Plan for 2011? Have to be more discipline! (Note: Aku takde laa sampai tahap perangan cam Rebecca "Becky" Bloomwood of Confession of A Shopaholic...! he he he!)
Hmm...went to Singapore for the mid year sale (heaven!) and also to Bali in early December (it's a deja vu, i went to Bali on the exact same date that I was supposed to go in the year 2009, but got cancelled of last minute due to some urgent work commitment. Sorry Sid! ;) I went with your bini instead...;)
I was also supposed to leave for London during the xmas week, but i called off the plan earlier due to some last minute "mismanagement of finance". And there's a blessing, the weather is bloody terrible (until now...)
Overall, 2010 is a colourful year indeed (every year has its own colour palette). It's actually up to us to colour it.
I am praying to the Almighty to give me enough strengths to face the challenges (and "threats") in the year 2011, insyaAllah...
Take care everyone!
P/S: Duk kumpul list of New Year Resolutions. Hmm..tapi tak keep track pun. One of them will always be "nak maintain cantik"!
Sunday, November 7, 2010
Yes, i didn't really walk the talk :-(
I thought of managing myself into writing / jotting down few notes on this blog on daily basis...but it's just a mere coincidence that I didn't really have the guts to continue (and sustain..)
Well...an "interesting" thing happened to me during Diwali weekend.
As usual, for the past few months, I was so tied up with work (i know it sounds boring...but well, yes...it's been very crazy nowadays, working non stop...to the extend that i feel i m speechless (and expressionless).
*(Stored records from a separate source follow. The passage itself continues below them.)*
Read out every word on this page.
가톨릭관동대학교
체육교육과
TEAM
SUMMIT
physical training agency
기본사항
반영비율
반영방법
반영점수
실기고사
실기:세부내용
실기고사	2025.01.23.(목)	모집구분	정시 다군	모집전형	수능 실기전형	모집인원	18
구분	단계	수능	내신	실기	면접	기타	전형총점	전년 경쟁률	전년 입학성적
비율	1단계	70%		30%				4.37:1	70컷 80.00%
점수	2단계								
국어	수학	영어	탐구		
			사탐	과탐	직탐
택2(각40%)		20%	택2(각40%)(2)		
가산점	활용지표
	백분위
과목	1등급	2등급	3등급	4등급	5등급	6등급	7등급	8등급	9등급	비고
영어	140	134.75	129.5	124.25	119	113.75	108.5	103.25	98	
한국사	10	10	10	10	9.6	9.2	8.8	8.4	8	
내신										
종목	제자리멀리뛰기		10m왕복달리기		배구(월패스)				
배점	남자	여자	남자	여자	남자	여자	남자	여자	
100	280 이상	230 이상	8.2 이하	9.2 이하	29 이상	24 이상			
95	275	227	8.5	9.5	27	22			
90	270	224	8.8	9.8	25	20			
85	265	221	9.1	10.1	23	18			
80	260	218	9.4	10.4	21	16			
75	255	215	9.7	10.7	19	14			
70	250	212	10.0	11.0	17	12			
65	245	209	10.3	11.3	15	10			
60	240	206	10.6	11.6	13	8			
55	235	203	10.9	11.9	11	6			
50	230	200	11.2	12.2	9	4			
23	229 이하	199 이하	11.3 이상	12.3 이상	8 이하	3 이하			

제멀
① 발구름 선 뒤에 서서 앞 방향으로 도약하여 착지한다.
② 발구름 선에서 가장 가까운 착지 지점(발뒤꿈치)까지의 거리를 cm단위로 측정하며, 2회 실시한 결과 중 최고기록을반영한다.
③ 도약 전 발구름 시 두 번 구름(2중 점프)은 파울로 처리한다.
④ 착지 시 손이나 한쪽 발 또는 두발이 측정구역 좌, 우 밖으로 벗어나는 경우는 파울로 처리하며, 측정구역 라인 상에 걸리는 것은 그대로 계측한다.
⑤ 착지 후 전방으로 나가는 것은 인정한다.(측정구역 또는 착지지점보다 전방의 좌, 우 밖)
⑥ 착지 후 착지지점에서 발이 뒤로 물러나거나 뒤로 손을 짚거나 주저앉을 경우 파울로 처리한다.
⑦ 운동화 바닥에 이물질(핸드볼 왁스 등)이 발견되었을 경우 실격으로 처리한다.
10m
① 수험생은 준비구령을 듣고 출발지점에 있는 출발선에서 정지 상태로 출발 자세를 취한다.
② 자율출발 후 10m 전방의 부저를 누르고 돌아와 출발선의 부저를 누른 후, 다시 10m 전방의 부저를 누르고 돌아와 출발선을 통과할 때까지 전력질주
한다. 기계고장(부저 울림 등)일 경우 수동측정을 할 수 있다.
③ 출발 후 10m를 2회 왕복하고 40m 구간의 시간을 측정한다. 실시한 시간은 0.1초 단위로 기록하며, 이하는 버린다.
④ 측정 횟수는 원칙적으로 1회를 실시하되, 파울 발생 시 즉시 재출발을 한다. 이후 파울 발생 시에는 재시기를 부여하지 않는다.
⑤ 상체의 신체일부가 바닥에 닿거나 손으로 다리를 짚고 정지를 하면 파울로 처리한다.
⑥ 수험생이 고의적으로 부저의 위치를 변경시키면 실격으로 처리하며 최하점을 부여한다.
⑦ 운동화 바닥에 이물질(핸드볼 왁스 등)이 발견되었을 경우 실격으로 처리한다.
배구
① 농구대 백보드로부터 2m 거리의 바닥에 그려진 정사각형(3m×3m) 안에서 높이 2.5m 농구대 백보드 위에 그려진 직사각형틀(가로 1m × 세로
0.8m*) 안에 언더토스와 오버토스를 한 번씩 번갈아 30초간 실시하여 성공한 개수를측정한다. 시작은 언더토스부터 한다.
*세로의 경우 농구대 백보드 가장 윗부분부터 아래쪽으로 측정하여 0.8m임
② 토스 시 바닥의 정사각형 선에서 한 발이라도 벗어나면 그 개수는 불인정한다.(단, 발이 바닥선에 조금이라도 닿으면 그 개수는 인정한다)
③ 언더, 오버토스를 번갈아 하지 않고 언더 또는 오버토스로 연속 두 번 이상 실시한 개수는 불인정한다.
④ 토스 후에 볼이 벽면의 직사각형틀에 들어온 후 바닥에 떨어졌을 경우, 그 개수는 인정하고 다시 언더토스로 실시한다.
"He came back. Yes, we didn't really have a proper relationship but i still do have feelings on him. But why it's like that famous cookie "skejap takde skejap ada?" whenever that he has problem then he'll come back to me? and with what the other guy did to him badly and he still in deep love with the other guy and DARE to come back to me to share his problem?"
The bottom line that probably i have been used...and my stupidity (and still living in fantasy) makes me feel that I am responsible to assist (to the extend of doing my own ice pack for him to sooth the wound).
He's just not that into you...(enough said!)
Saturday, October 30, 2010
Thursday, July 22, 2010
It's getting tougher and tougher, day by day at work. Sometimes, i feel so scared, but i managed to get through the day smoothly...
It's kinda love-hat relationship. With work i mean. Not with any tom, dick and harry (refer to my previous posting about "love department")
I keep praying and humbly begging from God to give me strengths to face all the challenges. I am supposed to be on leave tomorrow since my sister's coming to KL. Although it has been approved by my boss earlier, it seems like there are a number of stuff to be handled at work. But i managed to tell my boss that I have to be on leave but will always be ready should they need me at work. (but hope not!)
My anak buahs and sis will be coming tomorrow. Hope everything will be fine.
Have a nice day everybody.
Monday, July 19, 2010
It's Monday. I was a bit "reluctant" to go to work today. not because i am lazy. (i rarely laze around!) but probably i am kinda scared with the fact that i have to see my big boss but the work hasn't really fully completed yet due to some system problem.
But i just go with the flow.
Ended up she has cancelled the meeting to another date, to be confirmed some other time.
My direct boss kinda freaked out as well. But well...
Anyway, i did my best, and was trying my best to assist my hardworking staffs.
Accidentally met SAO at lunch time and we had lunch (and of course, with gossips! haha..i just listen!)
That's all folks!
P/S: Ya Allah, i humbly beg for your forgiveness and some strengths for me to face all the upcoming challenges! Amin.